For the past five months, Park has been working on how to deploy his bots for social-science research. Like Tornberg, he's not sure yet how to validate them. But they already behave in shockingly realistic ways. The bots can formulate plans and execute them. They remember their relationships with one another, and how those relationships have changed over time. The owner of Smallville's café threw a Valentine's Day party, and one of the bots invited another bot it was supposed to have a crush on.
Things get clunky in Smallville when the bots try (and fail) to remember more and more things. (Relatable!) But Smallvillians do display some emergent properties. "While deciding where to have lunch, many initially chose the café," Park's team found. "However, as some agents learned about a nearby bar, they opted to go there instead." A conversation between chatbots about country music and Tanya Tucker.

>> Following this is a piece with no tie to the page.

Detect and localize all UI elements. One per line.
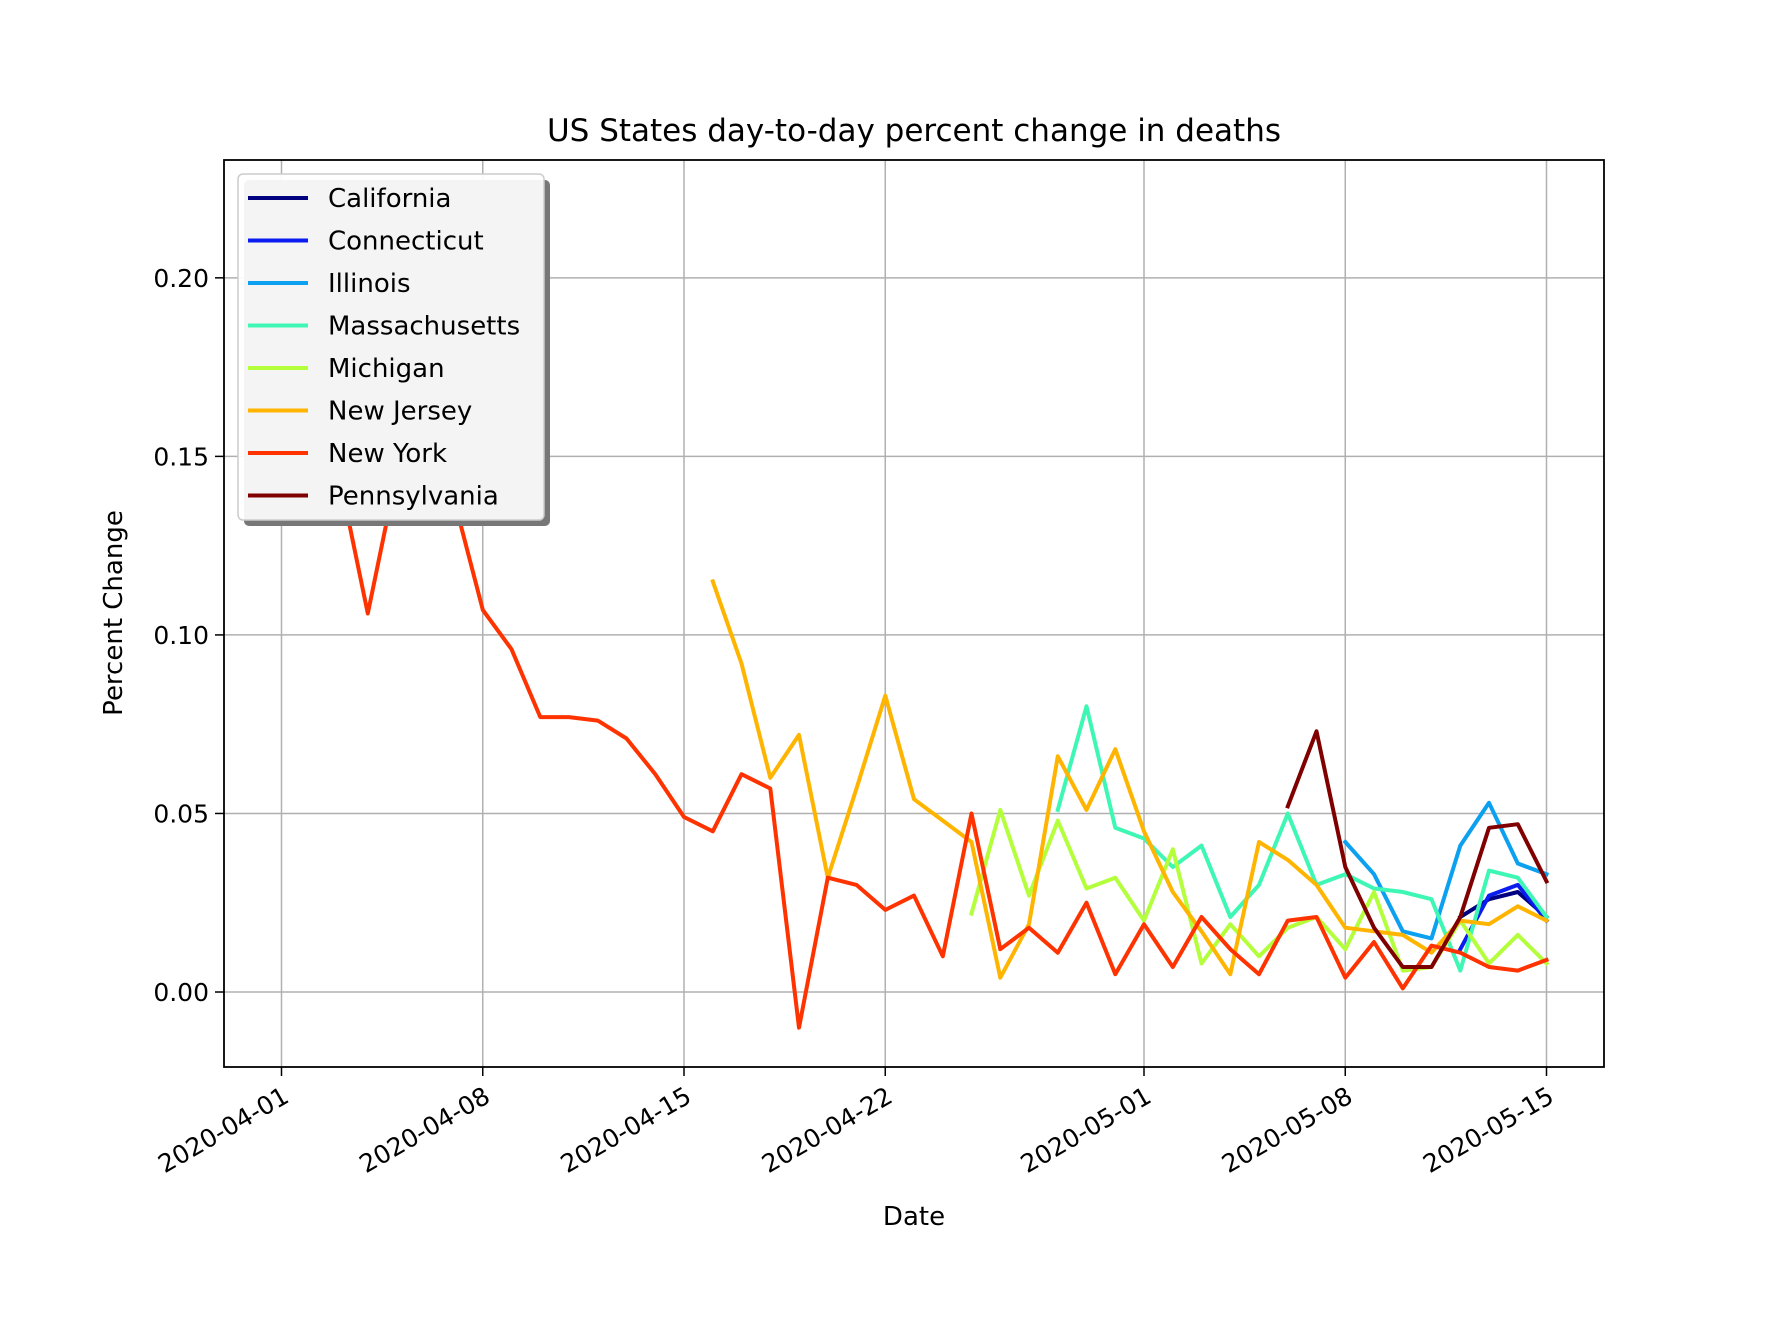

The more the bots act like us, the more we can learn about ourselves by experimenting on them. And therein lies another problem. The ethics of toying with these digital simulacra in a laboratory is unmapped territory. They'll be built from our written memories, our photographs, our digital exhaust, maybe even our medical and financial records. "The mess is going to get even messier the more sophisticated the model gets," Tornberg says. "By using social-media data and building predictions on that, we could potentially ask the model very personal things that you wouldn't want to share. And while it's not known how accurate the answers will be, it's possible they could be quite predictive." In other words, a bot based on your data could infer your actual, real secrets — but would have no reason to keep them secret.

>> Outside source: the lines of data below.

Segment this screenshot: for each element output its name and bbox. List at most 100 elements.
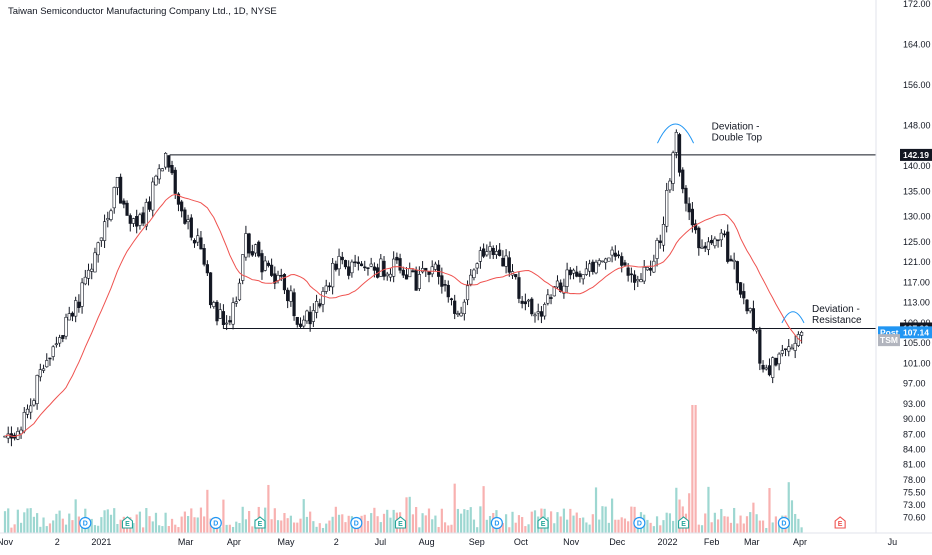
volume-bar <box>742 523 745 533</box>
price-tick-label: 135.00 <box>903 186 931 196</box>
volume-bar <box>325 523 328 533</box>
candle-body <box>677 134 682 173</box>
candle-body <box>417 274 421 289</box>
volume-bar <box>119 519 122 533</box>
volume-bar <box>3 511 7 533</box>
candle-body <box>212 302 216 307</box>
candle-body <box>318 303 322 307</box>
dividend-marker <box>79 516 92 530</box>
candle-body <box>231 302 235 325</box>
volume-bar <box>749 512 752 533</box>
volume-bar <box>382 513 386 533</box>
candle-body <box>128 215 132 224</box>
volume-bar <box>736 523 739 533</box>
volume-bar <box>283 513 286 533</box>
volume-bar <box>13 524 16 533</box>
candle-body <box>106 218 110 221</box>
volume-bar <box>77 516 80 533</box>
candle-body <box>302 319 306 327</box>
price-tick-label: 156.00 <box>903 80 931 90</box>
earnings-marker <box>678 516 690 529</box>
candle-body <box>29 405 33 413</box>
candle-body <box>205 264 209 274</box>
candle-body <box>41 368 46 371</box>
volume-bar <box>768 488 771 533</box>
candle-body <box>295 316 299 325</box>
price-axis[interactable]: 172.00 164.00 156.00 148.00 140.00 135.00 130.… <box>875 0 931 533</box>
volume-bar <box>39 526 42 533</box>
horizontal-levels <box>169 154 876 329</box>
candlesticks <box>3 129 804 447</box>
candle-body <box>157 168 161 180</box>
volume-bar <box>328 520 331 533</box>
candle-body <box>208 272 213 306</box>
candle-body <box>539 311 544 317</box>
volume-bar <box>614 519 617 533</box>
volume-bar <box>55 513 58 533</box>
candle-body <box>494 251 499 255</box>
candle-body <box>446 284 450 298</box>
candle-body <box>250 251 254 256</box>
candle-body <box>485 251 489 256</box>
candle-body <box>115 176 120 188</box>
volume-bar <box>527 524 530 533</box>
candle-body <box>25 408 30 415</box>
time-tick-label: Apr <box>793 537 807 547</box>
candle-body <box>135 216 139 227</box>
volume-bar <box>16 509 19 533</box>
candle-body <box>32 400 36 406</box>
candle-body <box>588 263 592 272</box>
candle-body <box>771 357 775 378</box>
volume-bar <box>463 509 466 533</box>
volume-bar <box>321 527 325 533</box>
volume-bar <box>771 522 774 533</box>
volume-bar <box>61 518 64 533</box>
candle-body <box>697 227 701 249</box>
volume-bar <box>601 506 604 533</box>
candle-body <box>607 257 611 262</box>
candle-body <box>674 132 678 153</box>
volume-bar <box>720 508 723 533</box>
candle-body <box>54 343 58 346</box>
candle-body <box>151 181 155 211</box>
candle-body <box>3 435 7 438</box>
candle-body <box>623 262 627 266</box>
time-axis[interactable]: Nov 2 2021 Mar Apr May 2 Jul Aug Sep Oct Nov Dec 2022… <box>0 532 932 547</box>
candle-body <box>395 256 399 261</box>
candle-body <box>507 257 511 273</box>
candle-body <box>241 254 245 281</box>
volume-bar <box>100 517 103 533</box>
candle-body <box>687 203 691 213</box>
volume-bar <box>334 506 337 533</box>
earnings-marker-letter: E <box>398 521 403 528</box>
earnings-marker <box>834 516 846 529</box>
volume-bar <box>562 508 566 533</box>
candle-body <box>180 201 184 212</box>
dividend-marker-letter: D <box>781 521 786 528</box>
volume-bar <box>312 521 315 533</box>
volume-bar <box>32 516 36 533</box>
candle-body <box>732 259 736 263</box>
volume-bar <box>161 526 164 533</box>
time-tick-label: Mar <box>178 537 194 547</box>
candle-body <box>465 285 470 301</box>
candle-body <box>755 329 759 332</box>
candle-body <box>327 285 332 288</box>
volume-bar <box>485 519 488 533</box>
volume-bar <box>52 520 55 533</box>
volume-bar <box>636 526 639 533</box>
volume-bar <box>733 507 736 533</box>
volume-bar <box>610 498 614 533</box>
volume-bar <box>405 497 408 533</box>
dividend-marker-letter: D <box>637 521 642 528</box>
candle-body <box>38 369 42 378</box>
candle-body <box>359 263 364 267</box>
candle-body <box>308 311 312 325</box>
time-tick-label: Ju <box>888 537 898 547</box>
volume-bar <box>174 524 177 533</box>
level-tag-value: 142.19 <box>903 150 929 160</box>
volume-bar <box>215 527 219 533</box>
candle-body <box>738 282 743 295</box>
volume-bar <box>36 513 39 533</box>
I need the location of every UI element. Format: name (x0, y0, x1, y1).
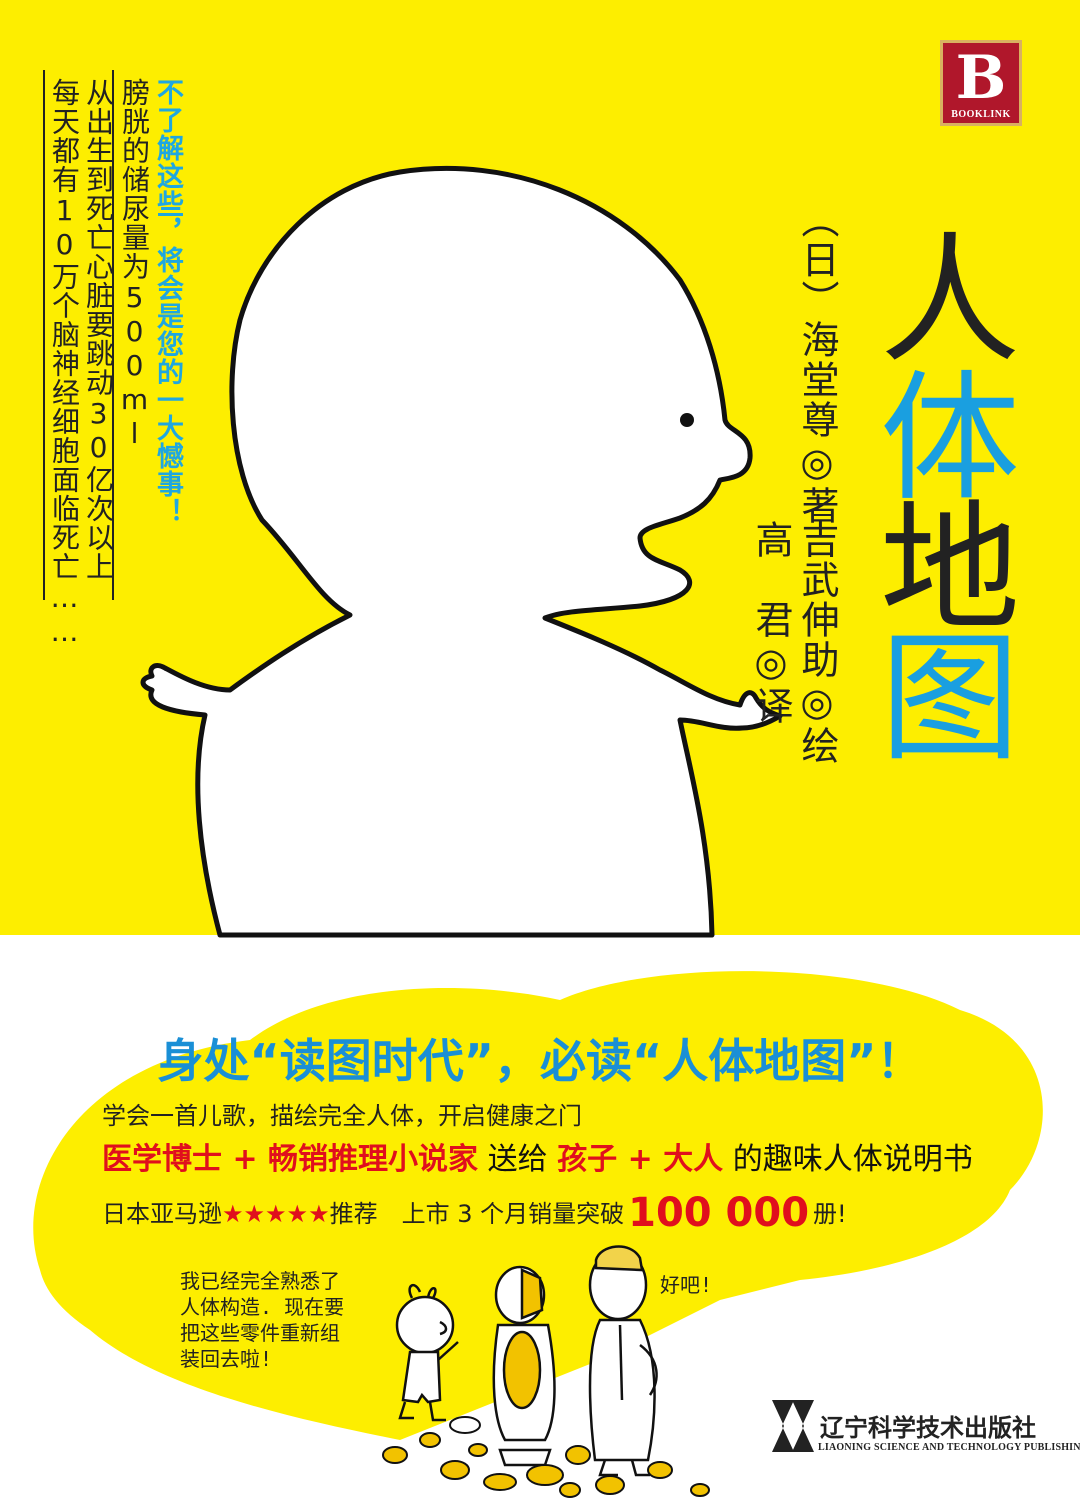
blurb-rule-right (112, 70, 114, 600)
blurb-rule-left (43, 70, 45, 600)
figure-eye (680, 413, 694, 427)
publisher-name-cn: 辽宁科学技术出版社 (820, 1414, 1036, 1442)
feature-part-4: 的趣味人体说明书 (732, 1142, 973, 1177)
author-credit: （日）海堂尊◎著 (795, 200, 839, 526)
doctor-speech: 好吧! (660, 1273, 713, 1297)
feature-line: 医学博士 + 畅销推理小说家 送给 孩子 + 大人 的趣味人体说明书 (102, 1134, 973, 1178)
sales-prefix: 日本亚马逊 (102, 1200, 222, 1228)
sales-number: 100 000 (628, 1190, 810, 1236)
child-speech: 我已经完全熟悉了 人体构造. 现在要 把这些零件重新组 装回去啦! (180, 1269, 345, 1371)
cartoon-scene (395, 1245, 658, 1477)
title-char-3: 地 (880, 488, 1021, 651)
blurb-line-1: 膀胱的储尿量为500ml (118, 78, 151, 451)
silhouette-figure (140, 165, 783, 938)
logo-letter: B (955, 43, 1007, 113)
booklink-logo: B BOOKLINK (940, 40, 1022, 126)
logo-name: BOOKLINK (951, 109, 1011, 120)
title-char-2: 体 (880, 358, 1021, 521)
sales-recommend: 推荐 上市 3 个月销量突破 (329, 1200, 625, 1228)
feature-part-3: 孩子 + 大人 (557, 1142, 724, 1177)
blurb-line-2: 从出生到死亡心脏要跳动30亿次以上 (82, 78, 115, 581)
slogan: 身处“读图时代”，必读“人体地图”！ (157, 1034, 923, 1088)
blurb-line-3: 每天都有10万个脑神经细胞面临死亡…… (48, 78, 81, 649)
sales-suffix: 册! (813, 1200, 847, 1228)
tagline: 学会一首儿歌，描绘完全人体，开启健康之门 (102, 1102, 582, 1130)
blurb-accent-line: 不了解这些，将会是您的一大憾事！ (152, 78, 183, 526)
feature-part-2: 送给 (487, 1142, 548, 1177)
translator-credit: 高 君◎译 (749, 520, 793, 726)
feature-part-1: 医学博士 + 畅销推理小说家 (102, 1142, 479, 1177)
title-char-4: 图 (880, 618, 1021, 781)
organ-pieces (382, 1416, 710, 1498)
title-char-1: 人 (880, 220, 1021, 383)
publisher-logo-icon (772, 1400, 814, 1452)
sales-line: 日本亚马逊★★★★★推荐 上市 3 个月销量突破 100 000 册! (102, 1190, 847, 1236)
yellow-cloud-bubble (33, 971, 1043, 1440)
rating-stars: ★★★★★ (222, 1200, 330, 1228)
publisher-name-en: LIAONING SCIENCE AND TECHNOLOGY PUBLISHI… (818, 1442, 1080, 1453)
illustrator-credit: 吉武伸助◎绘 (795, 520, 839, 766)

But if that's true, do researchers have financial or ethical obligations to the person on whom their model is based? Does that person need to consent to have their bot participate in a study? Does the bot?

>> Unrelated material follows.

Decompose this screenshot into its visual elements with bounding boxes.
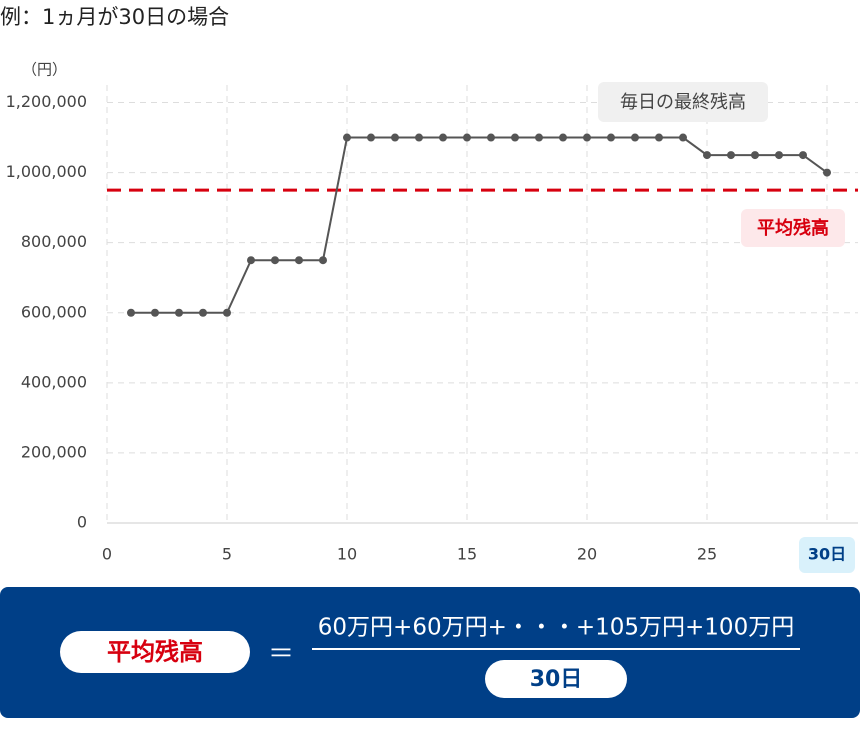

This isn't hypothetical. Park has trained one of his Smallville bots with all his personal data and memories. "The agent would basically behave as I would," Park says. "Scientifically, I think it's interesting." Philosophically and ethically, it's a potential minefield.
In the long run, the future of scientific research may hinge on how such issues are resolved. Tornberg has some ideas for improving the fidelity of his sims to reality. His Twitter simulation was only six hours long; maybe letting it run for months, or even years, would show how polarization evolves over time. Or he could use more detailed survey data to build more human bots, and make the model respond more dynamically to what the bots click on and engage with.
The problem with adding more detail is that it goes against the entire point of a model. Scientists create experiments to be simpler than reality, to offer explanatory power uncomplicated by the messiness of real life. By replacing humans with AI replicants, Tornberg may have unintentionally solved an even bigger societal conundrum. If artificial intelligence can post on social media with all the sound and fury of real humans, maybe the future really doesn't need us real humans anymore — and we can finally, at long last, log off.